Laparoscopic Inguinal Hernia Repair

Overview

 

UW Health surgeons at UW Hospital and Clinics perform laparoscopic inguinal hernia repair, a procedure which corrects the protrusion of the bowel in the inguinal canal (an abdominal passage to the groin) through the laparoscopic placement of a synthetic mesh to reinforce the weakened area.

 

An inguinal hernia occurs when a small portion of the bowel, the tissue lining of the abdomen, and possibly a loop of intestine bulges out through the inguinal canal. The bulge may be visible in a male's scrotum or near a female's labium majus.

 

There are two separate types of inguinal hernias: direct and indirect. A direct inguinal hernia occurs when a weakness develops in the lower abdominal muscles, often sustained from lifting heavy objects, coughing and straining. Additionally, a direct inguinal hernia can result from pregnancy, obesity or constipation. An indirect inguinal hernia is the most common type of hernia and develops when the inguinal canal fails to close during prenatal development. This type of hernia is most prevalent in males.

 

Although in many cases surgery is not necessary to repair an inguinal hernia, surgical treatment is recommended for incarcerated hernias (when the intestine is trapped in the inaugural canal and cannot be pushed back) and strangulated hernias (when the incarcerated hernia cuts off blood supply to a portion of the intestine).

 

The Procedure

 

In preparation for the procedure, patients are advised to take stool softeners the day before surgery, which they will continue to take after the surgery. Once in the operating room, patients are placed under general anesthesia. In traditional open surgery, a single long incision is made in the groin through which the surgeon operates. Laparoscopic inguinal hernia repair is a minimally invasive approach which only requires a few small incisions, one in or just below the navel for the laparoscope itself and other incisions in the lower abdomen for the other surgical instruments. The procedure repairs the opening in the inguinal canal by placing a synthetic mesh on the defect in order to strengthen the area.

 

The Difference of Minimally Invasive

 

There are numerous benefits to having this procedure performed laparoscopically rather than with the traditional open method:

  • Faster recovery, patient may return home the same day as surgery, engage in light activities as soon as one to two weeks, and return to strenuous exercise as soon as four weeks after surgery
  • Less pain post-operatively
  • Fewer post-operative complications
  • Cosmetic appeal, rather than one long incision across the groin, small, barely visible incisions are placed in or below the navel and on the sides of the abdomen.
  • A laparoscope is capable of viewing both groin areas and everything surrounding the hernia.

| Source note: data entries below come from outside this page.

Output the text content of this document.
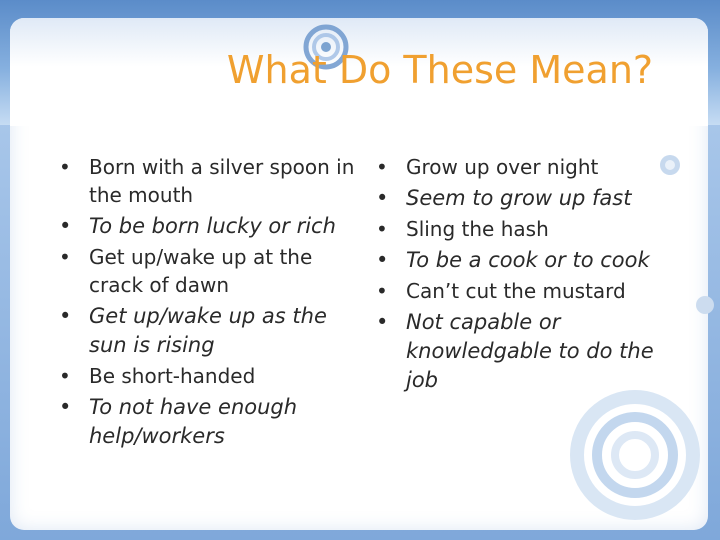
What Do These Mean?
• Born with a silver spoon in the mouth
• To be born lucky or rich
• Get up/wake up at the crack of dawn
• Get up/wake up as the sun is rising
• Be short-handed
• To not have enough help/workers
• Grow up over night
• Seem to grow up fast
• Sling the hash
• To be a cook or to cook
• Can’t cut the mustard
• Not capable or knowledgable to do the job
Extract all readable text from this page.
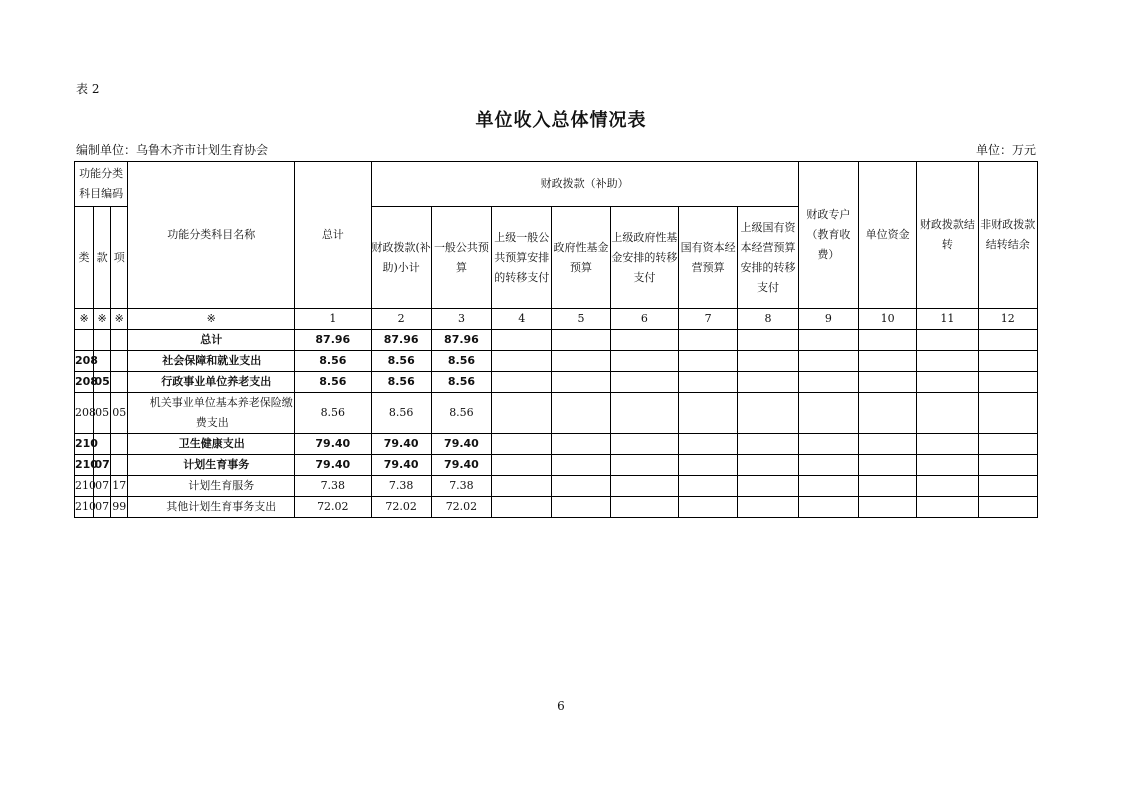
表 2
单位收入总体情况表
编制单位：乌鲁木齐市计划生育协会	单位：万元
功能分类科目编码			功能分类科目名称	总计	财政拨款（补助）							财政专户（教育收费）	单位资金	财政拨款结转	非财政拨款结转结余
类	款	项			财政拨款(补助)小计	一般公共预算	上级一般公共预算安排的转移支付	政府性基金预算	上级政府性基金安排的转移支付	国有资本经营预算	上级国有资本经营预算安排的转移支付				
※	※	※	※	1	2	3	4	5	6	7	8	9	10	11	12
			总计	87.96	87.96	87.96									
208			社会保障和就业支出	8.56	8.56	8.56									
208	05		行政事业单位养老支出	8.56	8.56	8.56									
208	05	05	机关事业单位基本养老保险缴费支出	8.56	8.56	8.56									
210			卫生健康支出	79.40	79.40	79.40									
210	07		计划生育事务	79.40	79.40	79.40									
210	07	17	计划生育服务	7.38	7.38	7.38									
210	07	99	其他计划生育事务支出	72.02	72.02	72.02									
6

Therefore, the surgeon is able to examine all sites of weakness and reinforce all of them with synthetic mesh, which will help prevent a reoccurring hernia.
  • A laparoscopic approach can repair two hernias in one operation, if necessary. If a second hernia is discovered with the laparoscope, it can also be repair without making additional incisions. Alternatively, traditional open surgery would require a second long incision to repair a hernia on the opposite side.